Fear is in the air so planes are grounded — although not officially.
While U.S. airlines may need to halt flights, demand is already at a staggeringly low point and countries are voluntarily closing their borders and enacting travel curbs in an effort to slow the coronavirus from spreading. There's no doubt the airline industry has definitely been one of the industries hardest hit by the pandemic.
A $50B Bailout?
The U.S. airline industry is seeking more than $50 billion in government assistance, according to lobbying group Airlines for America, which represents Southwest Airlines (NYSE: LUV), Delta Airlines (NYSE: DAL), American Airlines (NYSE: AAL), JetBlue (NASDAQ: JBLU) and United Airlines (NYSE: UAL).
Impact On Travel Demand
To put into perspective the detrimental impact the coronavirus has had on the industry, a bailout for the airlines would be the first of its kind since the 9/11 attacks.

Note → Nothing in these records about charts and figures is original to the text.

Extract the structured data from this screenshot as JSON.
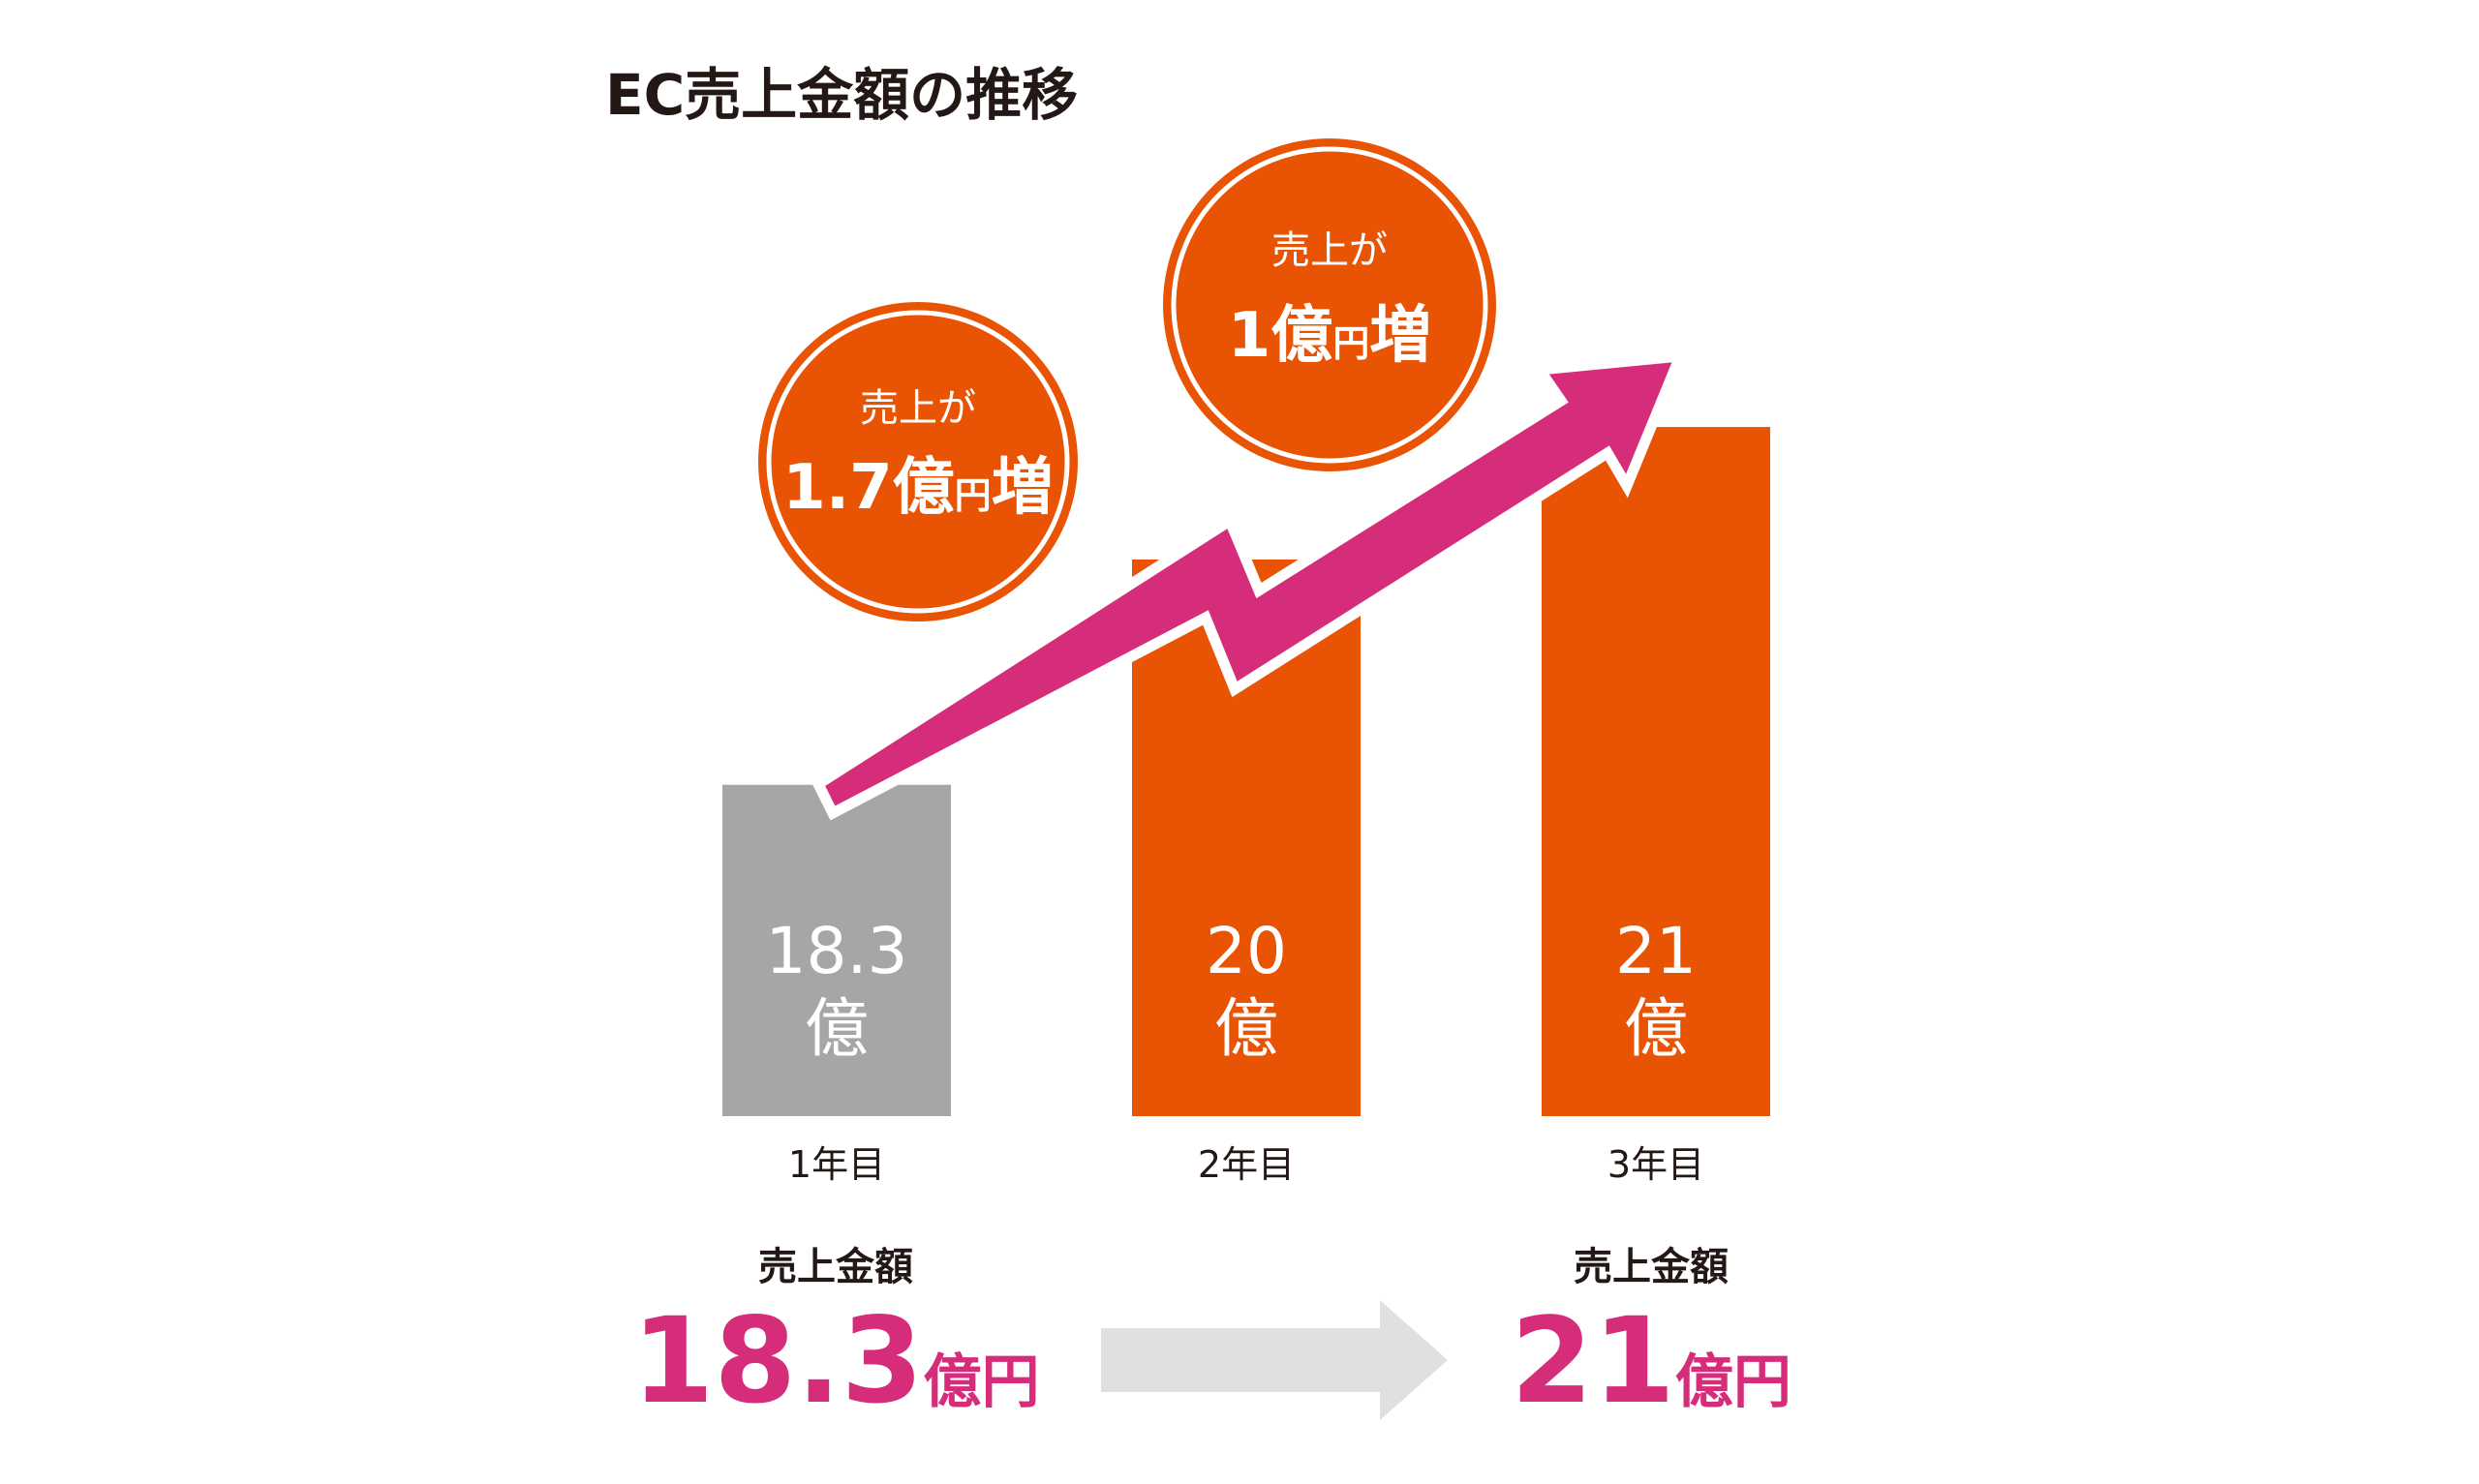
{
  "chart_data": {
    "type": "bar",
    "title": "EC売上金額の推移",
    "categories": [
      "1年目",
      "2年目",
      "3年目"
    ],
    "values": [
      18.3,
      20,
      21
    ],
    "value_labels": [
      {
        "number": "18.3",
        "unit": "億"
      },
      {
        "number": "20",
        "unit": "億"
      },
      {
        "number": "21",
        "unit": "億"
      }
    ],
    "bar_colors": [
      "#a6a6a6",
      "#e85304",
      "#e85304"
    ],
    "ylim": [
      15.8,
      21.3
    ],
    "xlabel": "",
    "ylabel": "",
    "grid": false,
    "annotations": [
      {
        "line1": "売上が",
        "number": "1.7",
        "unit_big": "億",
        "unit_small": "円",
        "suffix": "増"
      },
      {
        "line1": "売上が",
        "number": "1",
        "unit_big": "億",
        "unit_small": "円",
        "suffix": "増"
      }
    ]
  },
  "summary": {
    "before": {
      "label": "売上金額",
      "number": "18.3",
      "unit": "億円"
    },
    "after": {
      "label": "売上金額",
      "number": "21",
      "unit": "億円"
    }
  },
  "colors": {
    "accent_orange": "#e85304",
    "bar_gray": "#a6a6a6",
    "trend_arrow": "#d62d7a",
    "summary_arrow": "#e0e0e0",
    "text_dark": "#231815"
  }
}
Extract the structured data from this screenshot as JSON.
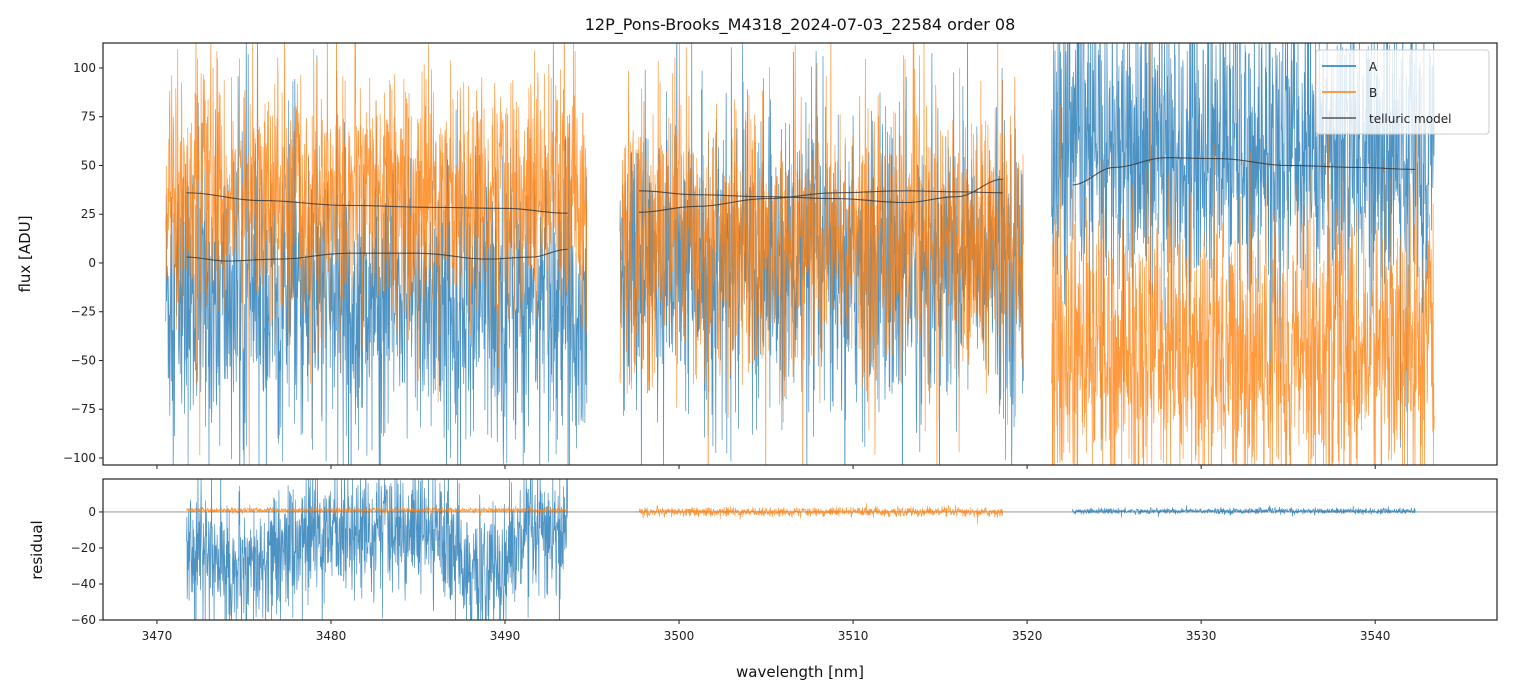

The bailout calls for up to $25 billion of immediate assistance in grants as compensation for reduced liquidity for passenger carriers and another $25 billion in the medium- to long-term in zero-interest unsecured loans or zero-interest unsecured loan guarantees.
“U.S. carriers are in need of immediate assistance as the current economic environment is simply not sustainable. This is compounded by the fact that the crisis does not appear to have an end in sight,” Airlines for America said in a statement.
While the airline industry is taking a hit, investors are flocking to other stocks that are set to benefit from the coronavirus as government officials plead for citizens to stay inside and socially distance themselves. Some of those stocks include Roku (NASDAQ: ROKU) and Peloton (NASDAQ: PTON).